Roscovitine, also known as Seliciclib or CYC202, is an experimental cancer drug produced by a Scottish/American company called Cyclacel. Don’t expect it to be a cheap drug; Goldman Sachs is one of the main shareholders.
Ricardo is from Cali in Colombia and so I had better shift him to my Dean’s List post-haste.


Conclusion
At some, not so distant point in time, people with a lot of money will be able to identify the precise phenotype of their child’s ASD and then they will know exactly what the optimal treatment is.
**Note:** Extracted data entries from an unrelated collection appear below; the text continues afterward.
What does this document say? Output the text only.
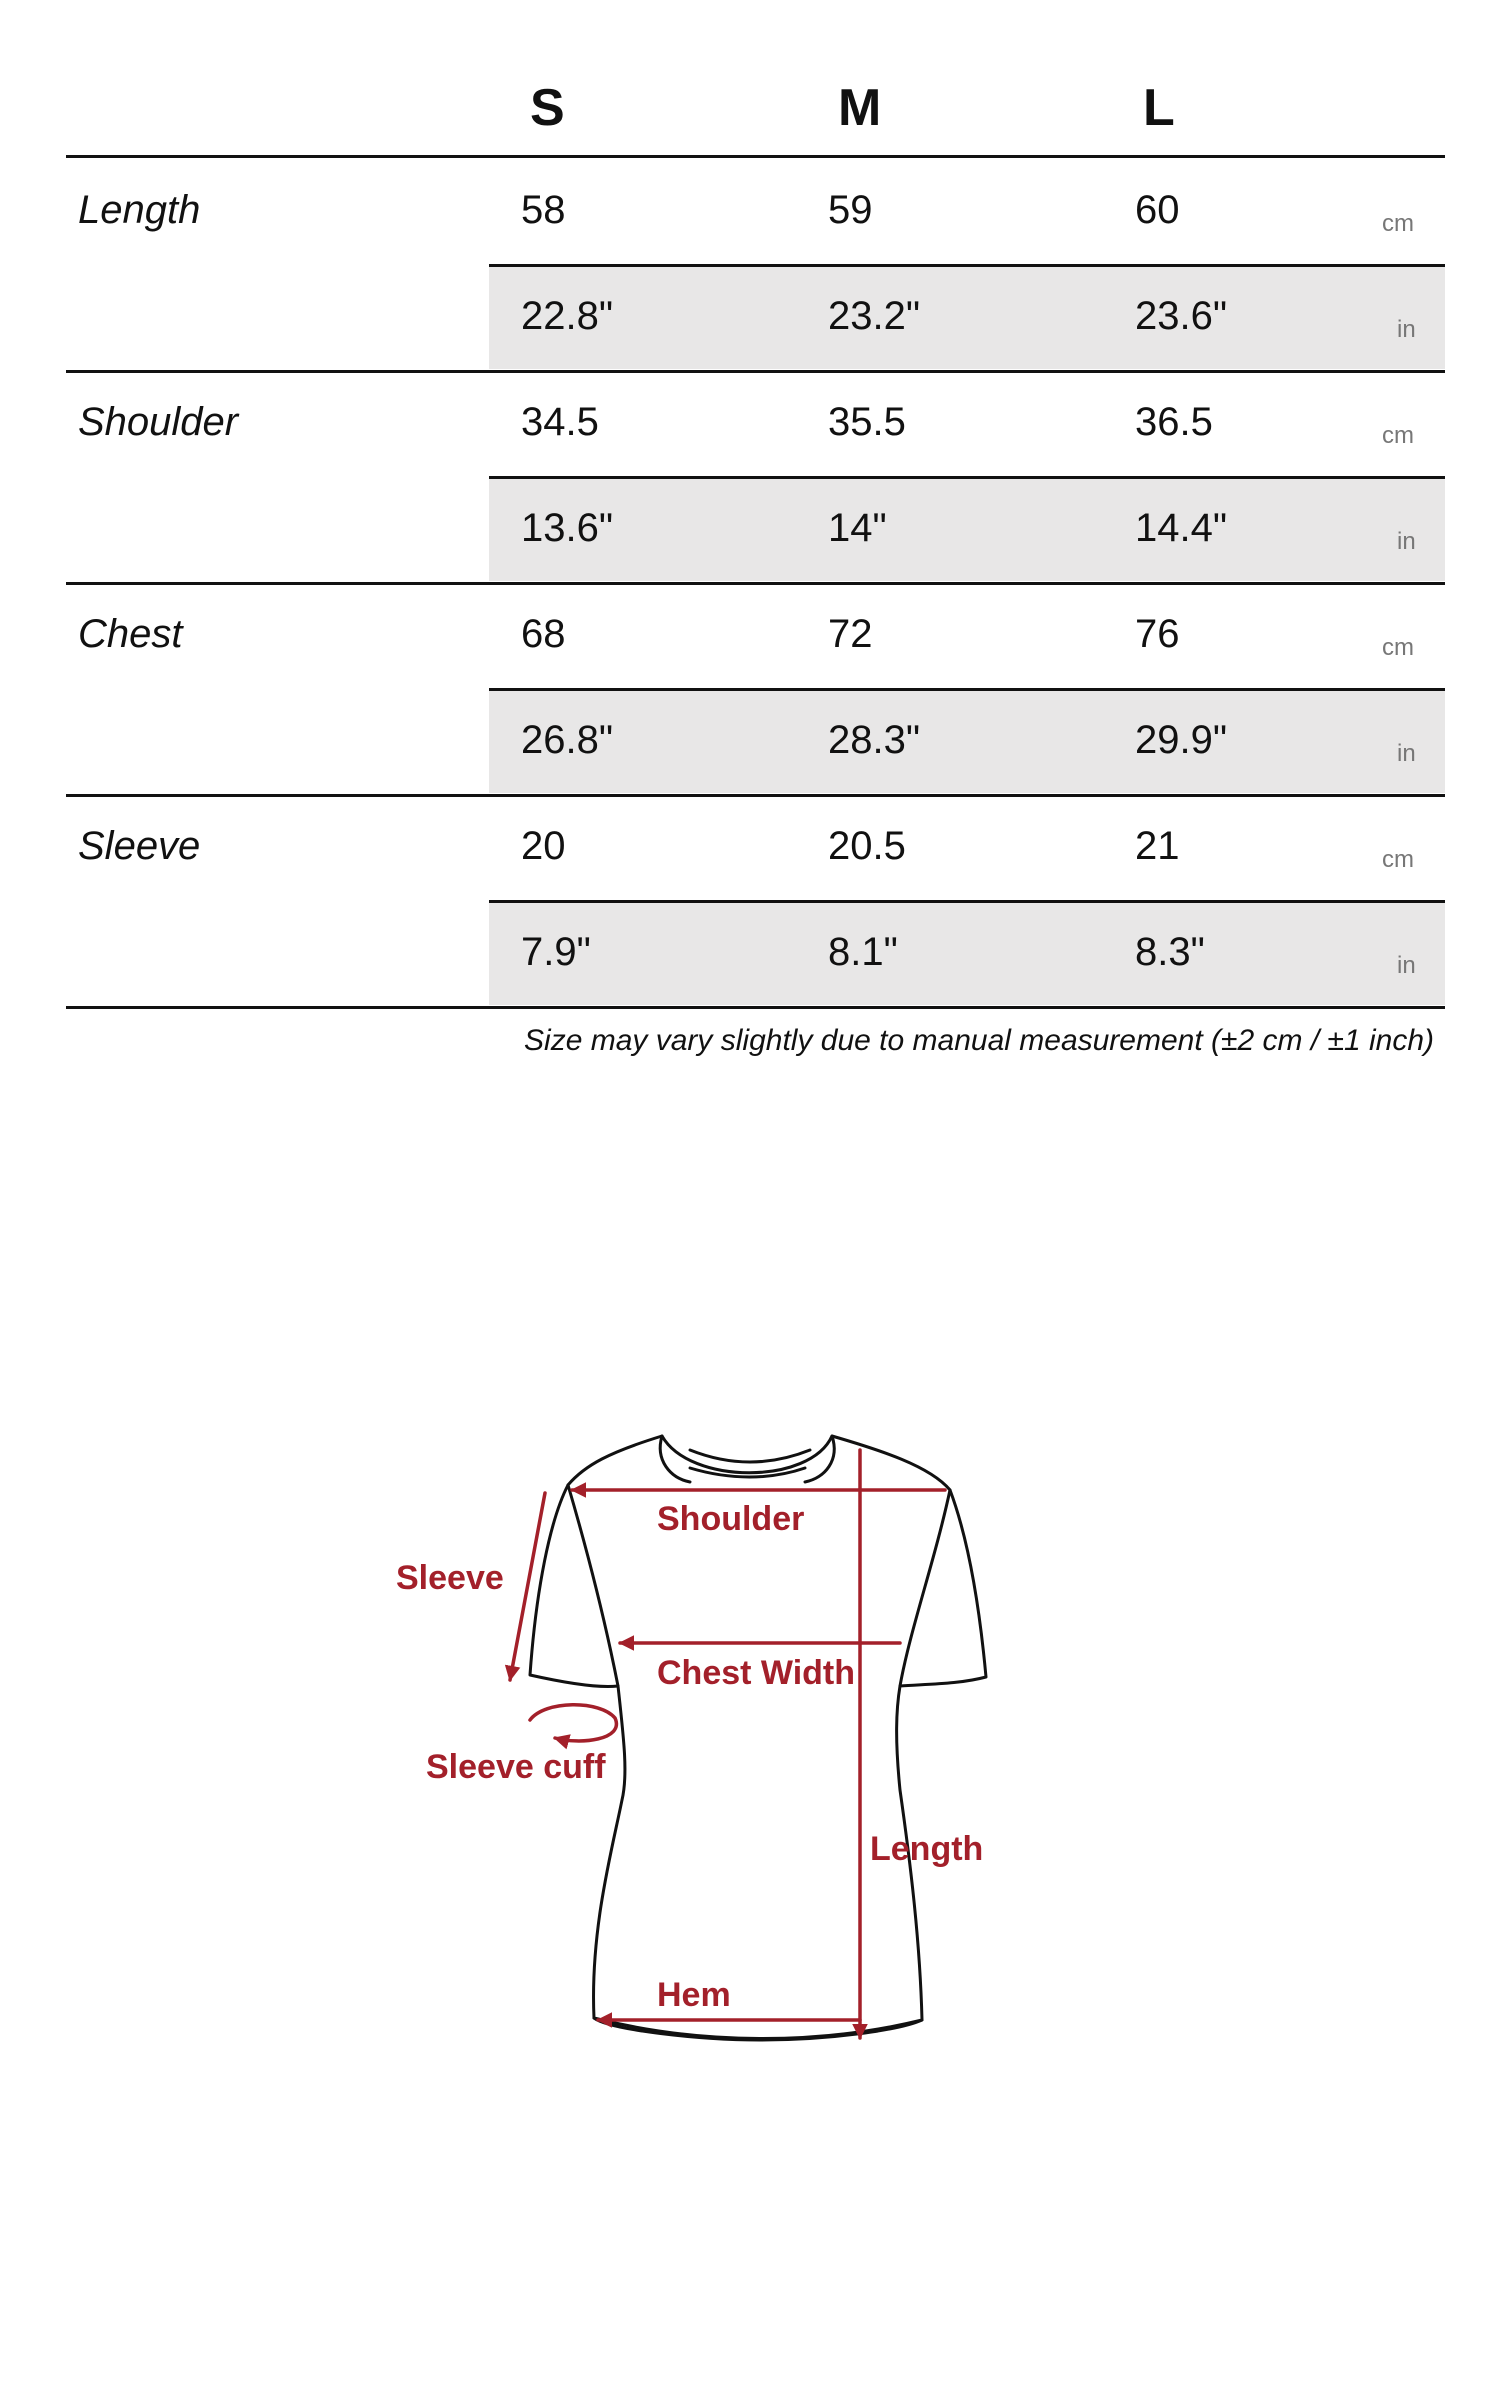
S	M	L
Length	58	59	60	cm
22.8"	23.2"	23.6"	in
Shoulder	34.5	35.5	36.5	cm
13.6"	14"	14.4"	in
Chest	68	72	76	cm
26.8"	28.3"	29.9"	in
Sleeve	20	20.5	21	cm
7.9"	8.1"	8.3"	in
Size may vary slightly due to manual measurement (±2 cm / ±1 inch)
Shoulder
Sleeve
Chest Width
Sleeve cuff
Length
Hem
Once this technology becomes established, maybe in 50 years, I think Psychiatrists will become an endangered species.  We will need a lot of neurologists and for many people with mental health problems, there will at last be the chance of a very precise diagnosis and a matching drug therapy, created and tested on “human” brain samples made from stem cells.
Hopefully by then, the American Psychiatric Association’s DSM nonsense will be relegated to the trash can (or dustbin, for British readers).  Patients with brain disorders will be diagnosed and treated by neurologists and supported by psychotherapists, psychologists, behavioural analysts and other professionals.

 


 

 

 

1 comment:

  1. Dear Peter, not 50 but rather 5.5 years later someone has contacted me about a possibility to do exactly THIS in cooperation with an european university. I have told this person to also get in touch with you, I don’t know if she has. I am very interested especially since the price seems to be affordable.